Our homie rose slowly with a few choice words and a face-saving shrug and made his way to the back door... closely followed by Motorcycle Man who, uttering a string of imprecations, gave him a mighty shove. Homie measured his length on the sidewalk for a split second, then sprang up and hurled himself at Motorcycle Man, while those of us still on the bus gasped and gaped. Motorcycle Man soon had Homey pinned on his back, his eyes white and wide without his sunglasses which were scattered across the sidewalk along with his ghetto blaster and several other belongings.

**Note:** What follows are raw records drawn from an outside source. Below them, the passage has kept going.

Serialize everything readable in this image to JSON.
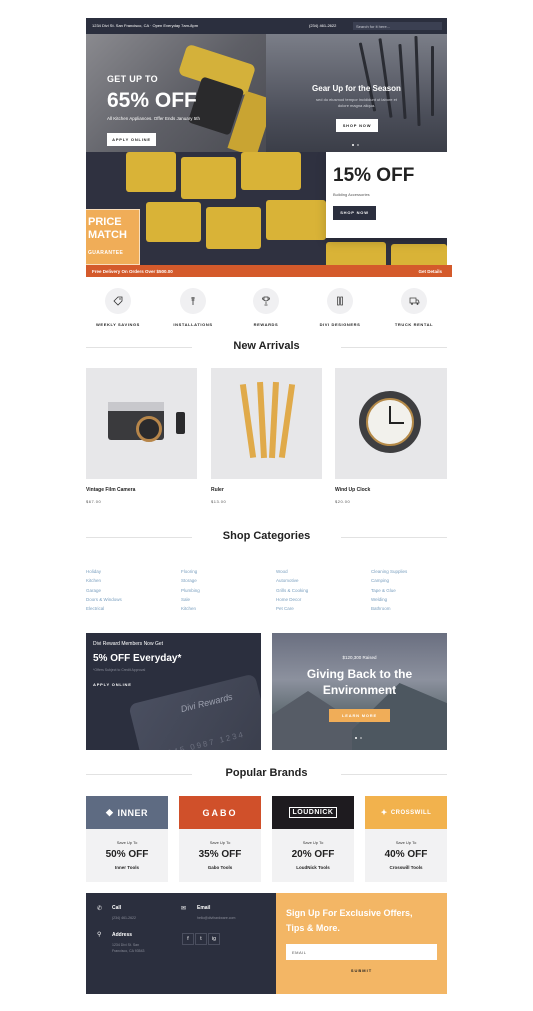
{
  "topbar": {
    "address": "1234 Divi St. San Francisco, CA · Open Everyday 7am-8pm",
    "phone": "(234) 461-2622",
    "search_placeholder": "Search for it here..."
  },
  "hero_left": {
    "eyebrow": "GET UP TO",
    "headline": "65% OFF",
    "subtext": "All Kitchen Appliances. Offer Ends January 5th",
    "button": "APPLY ONLINE"
  },
  "hero_right": {
    "headline": "Gear Up for the Season",
    "subtext": "sed do eiusmod tempor incididunt ut labore et dolore magna aliqua.",
    "button": "SHOP NOW"
  },
  "hero_bottom": {
    "headline": "15% OFF",
    "subtext": "Building Accessories",
    "button": "SHOP NOW",
    "badge_line1": "PRICE",
    "badge_line2": "MATCH",
    "badge_line3": "GUARANTEE"
  },
  "promo_strip": {
    "left": "Free Delivery On Orders Over $500.00",
    "right": "Get Details"
  },
  "features": [
    {
      "label": "WEEKLY SAVINGS",
      "icon": "tag-icon"
    },
    {
      "label": "INSTALLATIONS",
      "icon": "wrench-icon"
    },
    {
      "label": "REWARDS",
      "icon": "trophy-icon"
    },
    {
      "label": "DIVI DESIGNERS",
      "icon": "tools-icon"
    },
    {
      "label": "TRUCK RENTAL",
      "icon": "truck-icon"
    }
  ],
  "new_arrivals": {
    "title": "New Arrivals",
    "products": [
      {
        "name": "Vintage Film Camera",
        "price": "$67.00"
      },
      {
        "name": "Ruler",
        "price": "$13.00"
      },
      {
        "name": "Wind Up Clock",
        "price": "$20.00"
      }
    ]
  },
  "categories": {
    "title": "Shop Categories",
    "columns": [
      [
        "Holiday",
        "Kitchen",
        "Garage",
        "Doors & Windows",
        "Electrical"
      ],
      [
        "Flooring",
        "Storage",
        "Plumbing",
        "Sale",
        "Kitchen"
      ],
      [
        "Wood",
        "Automotive",
        "Grills & Cooking",
        "Home Decor",
        "Pet Care"
      ],
      [
        "Cleaning Supplies",
        "Camping",
        "Tape & Glue",
        "Welding",
        "Bathroom"
      ]
    ]
  },
  "promo_rewards": {
    "line1": "Divi Reward Members Now Get",
    "line2": "5% OFF Everyday*",
    "line3": "*Offers Subject to Credit Approval",
    "button": "APPLY ONLINE",
    "card_title": "Divi Rewards",
    "card_number": "2345 0987 1234"
  },
  "promo_environment": {
    "line1": "$120,300 Raised",
    "headline_1": "Giving Back to the",
    "headline_2": "Environment",
    "button": "LEARN MORE"
  },
  "brands": {
    "title": "Popular Brands",
    "items": [
      {
        "logo": "INNER",
        "save_label": "Save Up To",
        "discount": "50% OFF",
        "name": "Inner Tools",
        "color": "#5e6b82"
      },
      {
        "logo": "GABO",
        "save_label": "Save Up To",
        "discount": "35% OFF",
        "name": "Gabo Tools",
        "color": "#d0502a"
      },
      {
        "logo": "LOUDNICK",
        "save_label": "Save Up To",
        "discount": "20% OFF",
        "name": "LoudNick Tools",
        "color": "#1e1b1f"
      },
      {
        "logo": "CROSSWILL",
        "save_label": "Save Up To",
        "discount": "40% OFF",
        "name": "Crosswill Tools",
        "color": "#f2b24d"
      }
    ]
  },
  "footer": {
    "call_label": "Call",
    "call_value": "(234) 461-2622",
    "email_label": "Email",
    "email_value": "hello@divihardware.com",
    "address_label": "Address",
    "address_line1": "1234 Divi St. San",
    "address_line2": "Francisco, CA 93543",
    "social": [
      "f",
      "t",
      "ig"
    ],
    "signup_line1": "Sign Up For Exclusive Offers,",
    "signup_line2": "Tips & More.",
    "email_placeholder": "EMAIL",
    "submit": "SUBMIT"
  },
  "colors": {
    "navy": "#2b2f3e",
    "orange": "#d45a2b",
    "gold": "#f0ad58",
    "link": "#7a9fbf"
  }
}
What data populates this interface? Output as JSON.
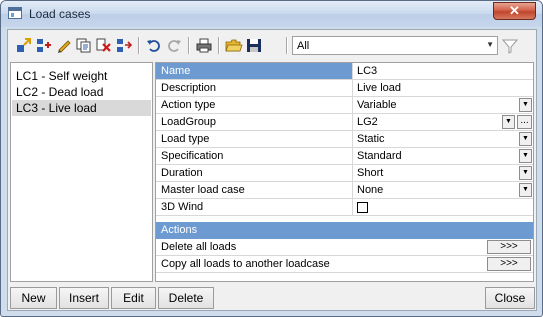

"He picked the wrong white guy to piss off," offered someone.
I had my face buried in my hands and looked up at the young girl seated next to me.
"That was totally unnecessary," I said wearily. "He was getting off the bus."
The girl and a young man standing by us nodded vigorously.
"He didn't need to shove him," they said. A lady in bright yellow Brunhilda braids tried to explain how Motorcycle Man was justified, but no one paid much attention; our eyes were glued on the drama outside.

Our bus driver sighed, waited a moment, then got out and strolled over to tap Motorcycle Man on the shoulder as he continued to pin Homey to the sidewalk. I guess some sort of truce was arranged as Motorcycle Man got up, and Homey struggled to his feet. M.M. tried to hand Homey a yellow book of scripture which had fallen in the melée, but Homey was spitting. There were a couple of additional angry exchanges, before a young fella handed Homey his ghetto blaster and got an embrace in return. Motorcycle Man, thank heaven, did not get back on the bus.

It was only when the woman in Brunhilda braids got off at Elgin Street that I realized she was an office worker dressed for this last day of work before Hallowe'en. I was beginning to wonder how many people on that bus had been in costume.